Republicans Criticize Level of Borrowing – Malloy dismisses GOP’s state budget concerns [AP]

November 20, 2014

The Associated Press

Democratic Gov. Dannel P. Malloy downplayed the mid-year spending cuts he needs to make to cover an approximate $100 million revenue shortfall, predicting Connecticut ultimately will end this fiscal year on June 30 with a surplus.

Malloy said his administration plans to make some “minor adjustments” to the current $20 billion budget. He said some, but not all, state agency budgets could be cut by 1 to 5 percent. He did not elaborate. The governor’s budget-cutting plan is expected to be announced sometime this week.

“We make adjustments on an ongoing basis, based on expenditures and income,” Malloy told reporters following a meeting of the State Bond Commission. “So, my prediction is, we end the year with a surplus, not a deficit.”

Republican lawmakers contend the budget is more troubled than what Malloy has been portraying.
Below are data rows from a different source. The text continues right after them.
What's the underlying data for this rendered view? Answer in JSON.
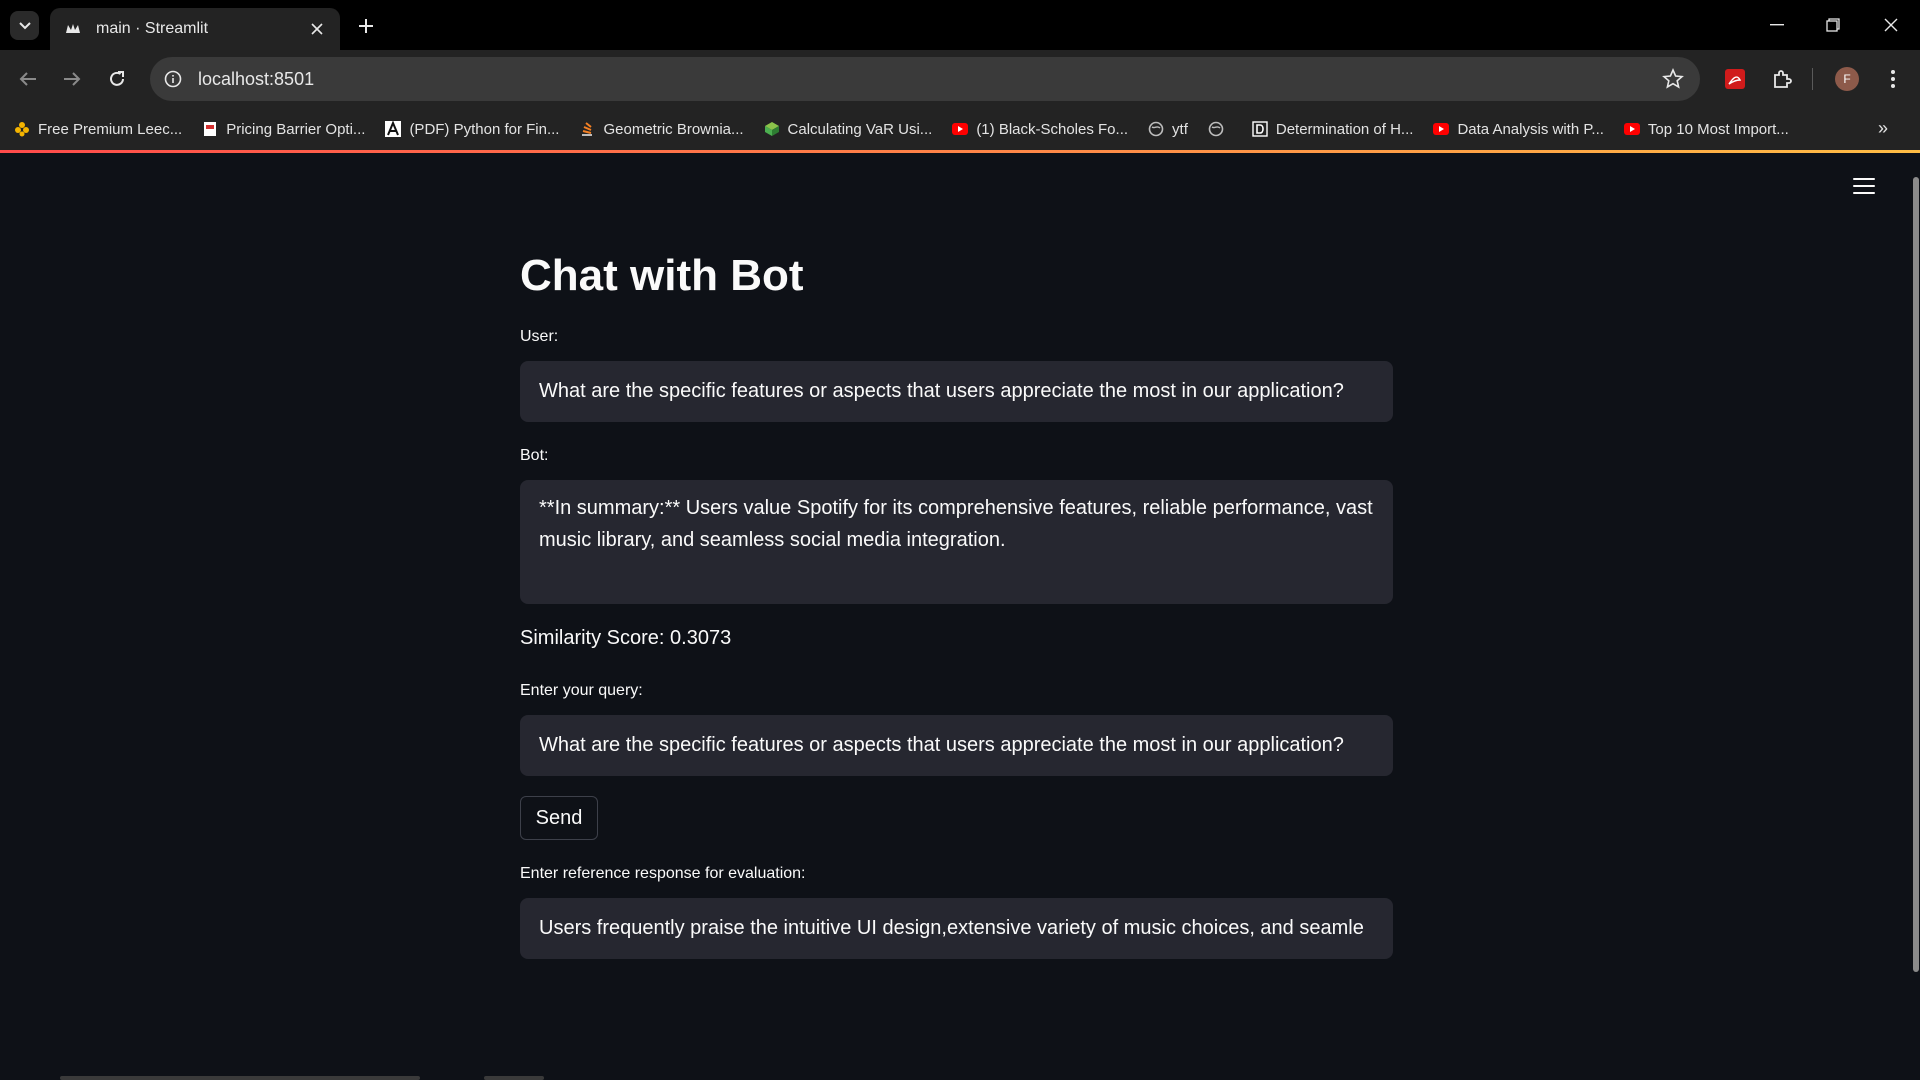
{
  "browser": {
    "tab_title": "main · Streamlit",
    "url": "localhost:8501",
    "avatar_letter": "F",
    "bookmarks": [
      {
        "label": "Free Premium Leec...",
        "icon": "flower-icon",
        "color": "#f4b400"
      },
      {
        "label": "Pricing Barrier Opti...",
        "icon": "document-icon",
        "color": "#d32f2f"
      },
      {
        "label": "(PDF) Python for Fin...",
        "icon": "academia-icon",
        "color": "#ffffff"
      },
      {
        "label": "Geometric Brownia...",
        "icon": "stack-icon",
        "color": "#f48024"
      },
      {
        "label": "Calculating VaR Usi...",
        "icon": "cube-icon",
        "color": "#4caf50"
      },
      {
        "label": "(1) Black-Scholes Fo...",
        "icon": "youtube-icon",
        "color": "#ff0000"
      },
      {
        "label": "ytf",
        "icon": "globe-icon",
        "color": "#bdbdbd"
      },
      {
        "label": "",
        "icon": "globe-icon",
        "color": "#bdbdbd"
      },
      {
        "label": "Determination of H...",
        "icon": "d-icon",
        "color": "#ffffff"
      },
      {
        "label": "Data Analysis with P...",
        "icon": "youtube-icon",
        "color": "#ff0000"
      },
      {
        "label": "Top 10 Most Import...",
        "icon": "youtube-icon",
        "color": "#ff0000"
      }
    ]
  },
  "app": {
    "title": "Chat with Bot",
    "user_label": "User:",
    "user_value": "What are the specific features or aspects that users appreciate the most in our application?",
    "bot_label": "Bot:",
    "bot_value": "**In summary:** Users value Spotify for its comprehensive features, reliable performance, vast music library, and seamless social media integration.",
    "similarity": "Similarity Score: 0.3073",
    "query_label": "Enter your query:",
    "query_value": "What are the specific features or aspects that users appreciate the most in our application?",
    "send_label": "Send",
    "reference_label": "Enter reference response for evaluation:",
    "reference_value": "Users frequently praise the intuitive UI design,extensive variety of music choices, and seamle"
  },
  "colors": {
    "background": "#0e1117",
    "input_bg": "#262730",
    "text": "#fafafa",
    "accent_gradient_start": "#ff4b4b",
    "accent_gradient_end": "#ffbd45"
  }
}
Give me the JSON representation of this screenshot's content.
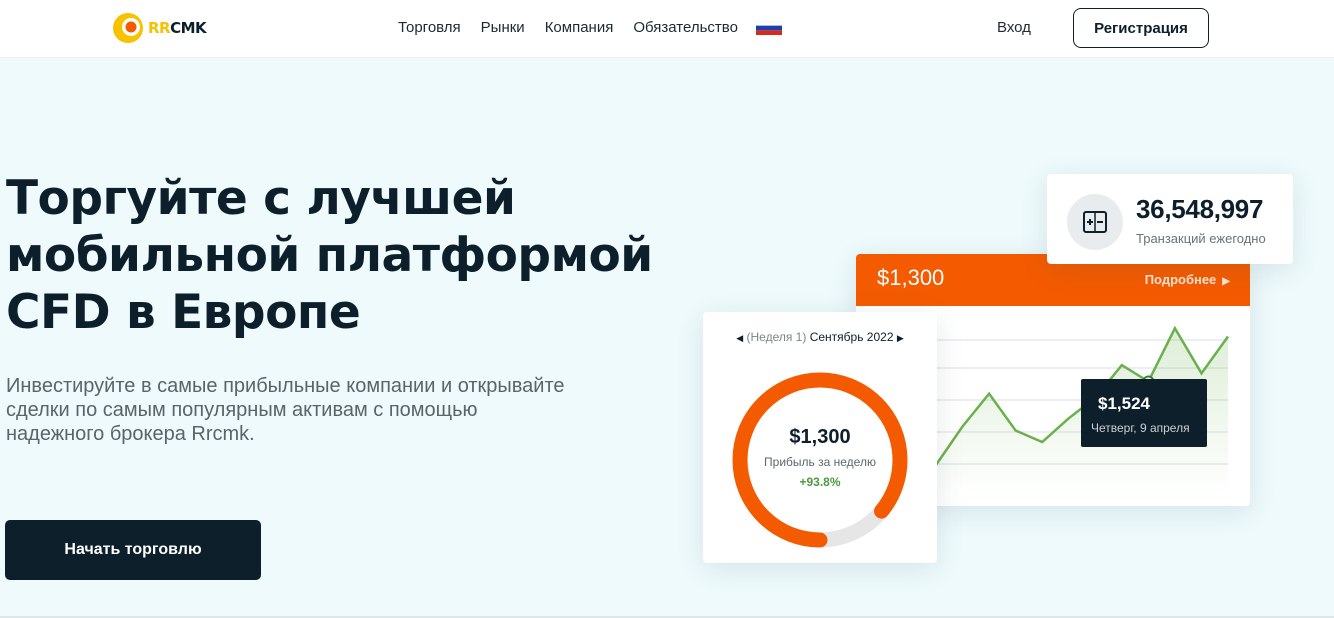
{
  "brand": {
    "logo_rr": "RR",
    "logo_cmk": "CMK",
    "accent": "#f45b00",
    "logo_yellow": "#f7c200",
    "dark": "#0c1f2b"
  },
  "nav": {
    "items": [
      "Торговля",
      "Рынки",
      "Компания",
      "Обязательство"
    ],
    "language_flag": "russia-flag-icon"
  },
  "header": {
    "login": "Вход",
    "register": "Регистрация"
  },
  "hero": {
    "title_lines": [
      "Торгуйте с лучшей",
      "мобильной платформой",
      "CFD в Европе"
    ],
    "subtitle_lines": [
      "Инвестируйте в самые прибыльные компании и открывайте",
      "сделки по самым популярным активам с помощью",
      "надежного брокера Rrcmk."
    ],
    "cta": "Начать торговлю"
  },
  "transactions": {
    "value": "36,548,997",
    "label": "Транзакций ежегодно",
    "icon": "plus-minus-icon"
  },
  "chart_card": {
    "amount": "$1,300",
    "more": "Подробнее",
    "tooltip_value": "$1,524",
    "tooltip_date": "Четверг, 9 апреля",
    "line_color": "#6ab04c"
  },
  "donut_card": {
    "week_prefix": "(Неделя 1)",
    "week_month": "Сентябрь 2022",
    "amount": "$1,300",
    "label": "Прибыль за неделю",
    "change": "+93.8%",
    "progress": 0.86
  },
  "chart_data": {
    "type": "line",
    "title": "",
    "xlabel": "",
    "ylabel": "",
    "y": [
      38,
      85,
      125,
      80,
      66,
      95,
      120,
      160,
      140,
      205,
      150,
      195
    ]
  }
}
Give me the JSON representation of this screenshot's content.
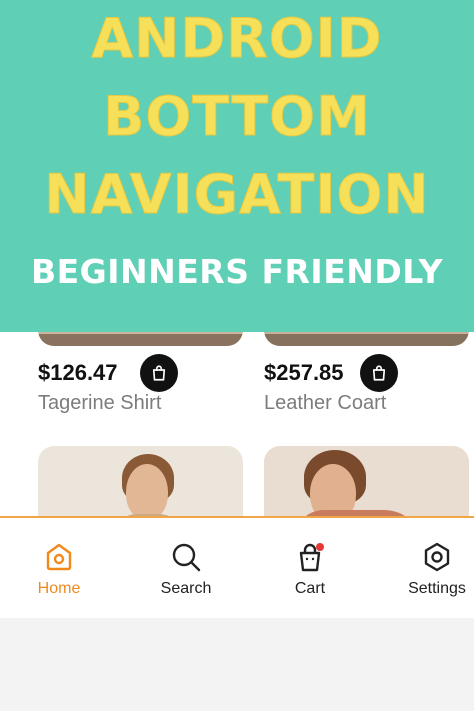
{
  "banner": {
    "line1": "ANDROID",
    "line2": "BOTTOM",
    "line3": "NAVIGATION",
    "subtitle": "BEGINNERS FRIENDLY"
  },
  "products": [
    {
      "price": "$126.47",
      "name": "Tagerine Shirt",
      "action_icon": "shopping-bag-icon"
    },
    {
      "price": "$257.85",
      "name": "Leather Coart",
      "action_icon": "shopping-bag-icon"
    }
  ],
  "nav": {
    "items": [
      {
        "label": "Home",
        "icon": "home-icon",
        "active": true
      },
      {
        "label": "Search",
        "icon": "search-icon",
        "active": false
      },
      {
        "label": "Cart",
        "icon": "cart-icon",
        "active": false,
        "badge": true
      },
      {
        "label": "Settings",
        "icon": "settings-icon",
        "active": false
      }
    ]
  },
  "colors": {
    "banner_bg": "#5fcfb6",
    "headline": "#f6e05a",
    "accent": "#f08a1c",
    "badge": "#e53935"
  }
}
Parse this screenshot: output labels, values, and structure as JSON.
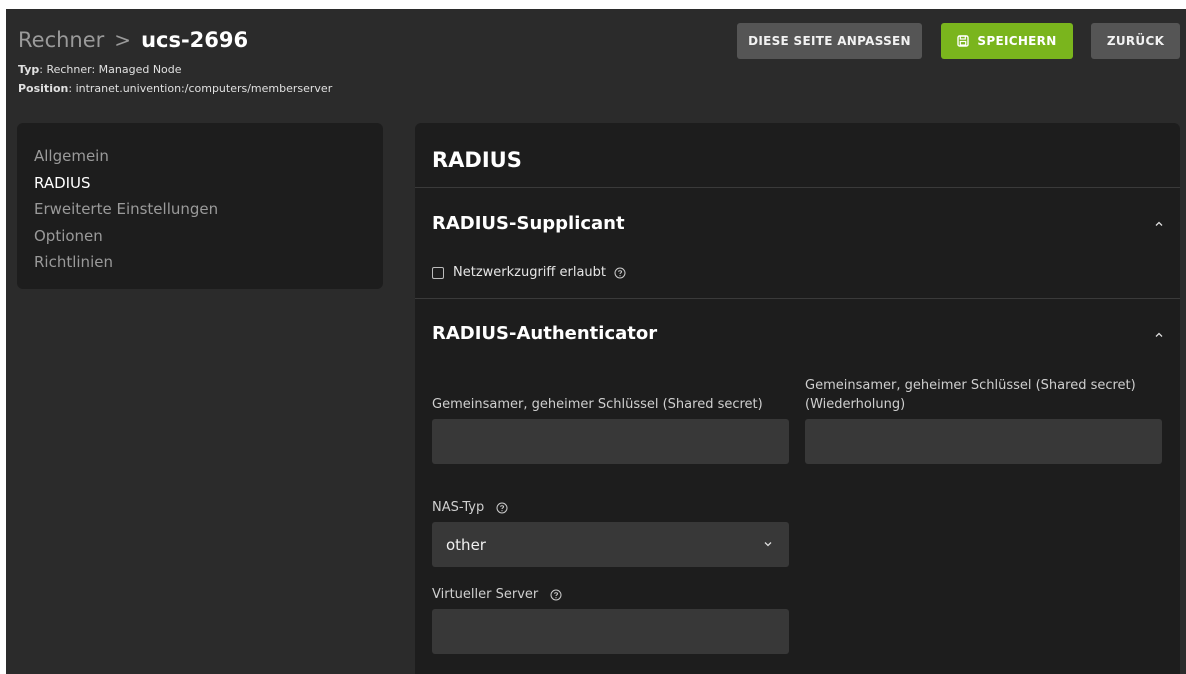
{
  "header": {
    "breadcrumb_parent": "Rechner",
    "breadcrumb_separator": ">",
    "breadcrumb_current": "ucs-2696",
    "type_key": "Typ",
    "type_value": "Rechner: Managed Node",
    "position_key": "Position",
    "position_value": "intranet.univention:/computers/memberserver"
  },
  "toolbar": {
    "customize_label": "DIESE SEITE ANPASSEN",
    "save_label": "SPEICHERN",
    "back_label": "ZURÜCK"
  },
  "nav": {
    "items": [
      {
        "label": "Allgemein",
        "active": false
      },
      {
        "label": "RADIUS",
        "active": true
      },
      {
        "label": "Erweiterte Einstellungen",
        "active": false
      },
      {
        "label": "Optionen",
        "active": false
      },
      {
        "label": "Richtlinien",
        "active": false
      }
    ]
  },
  "main": {
    "title": "RADIUS",
    "supplicant": {
      "title": "RADIUS-Supplicant",
      "checkbox_label": "Netzwerkzugriff erlaubt",
      "checked": false
    },
    "authenticator": {
      "title": "RADIUS-Authenticator",
      "secret_label": "Gemeinsamer, geheimer Schlüssel (Shared secret)",
      "secret_value": "",
      "secret_repeat_label_line1": "Gemeinsamer, geheimer Schlüssel (Shared secret)",
      "secret_repeat_label_line2": "(Wiederholung)",
      "secret_repeat_value": "",
      "nas_type_label": "NAS-Typ",
      "nas_type_value": "other",
      "virtual_server_label": "Virtueller Server",
      "virtual_server_value": ""
    }
  },
  "colors": {
    "background": "#2b2b2b",
    "panel": "#1d1d1d",
    "input": "#383838",
    "save_button": "#7ab51d",
    "secondary_button": "#555555"
  }
}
“The state is in a financial crisis because warnings that Connecticut was headed down the wrong path have been continuously ignored,” said Sen. L. Scott Frantz, R-Greenwich.
State Rep. Vincent Candelora, R-North Branford, said he’s not surprised news about the state budget has worsened since the election, from a modest surplus to a potential deficit. He said more up-to-date revenue projections are being released publicly now because Malloy and the General Assembly’s majority Democrats decided to reveal such information after the election instead of October.

“They didn’t want the voters to know the true economic picture of the state of Connecticut prior to an election,” Candelora said.

Despite Malloy’s continued promise that he won’t increase taxes to balance next year’s state budget, which faces a projected $1.4 billion deficit, Candelora predicted tax increases could become part of the debate when lawmakers return to the state Capitol in January.

“They’ve never had an appetite to reduce spending and get Connecticut in line,” said Candelora, referring to Democrats.

Republicans also criticized Malloy’s level of borrowing. Sen. Len Fasano, R-North Haven, the incoming Senate minority leader, said the allotments approved by the State Bond Commission, which Malloy’s chairs, pushed the state $167 million beyond the governor’s self-imposed $1.8 billion cap on borrowing. He called such borrowing “extremely worrisome” given the state’s current fiscal health.

Also, the GOP seized on a letter dated Tuesday to lawmakers from State Treasurer Denise Nappier, who said she was temporarily transferring money from bond proceeds to cover state operating expenses.

Malloy said one of the reasons Nappier, a fellow Democrat, made the transfer was to help make up for more than $200 million in expected federal Medicaid reimbursements the state has not yet received from Washington. Nappier noted in her letter that the state’s overall cash balances remain adequate, with roughly $1.1 billion available as of Nov. 15.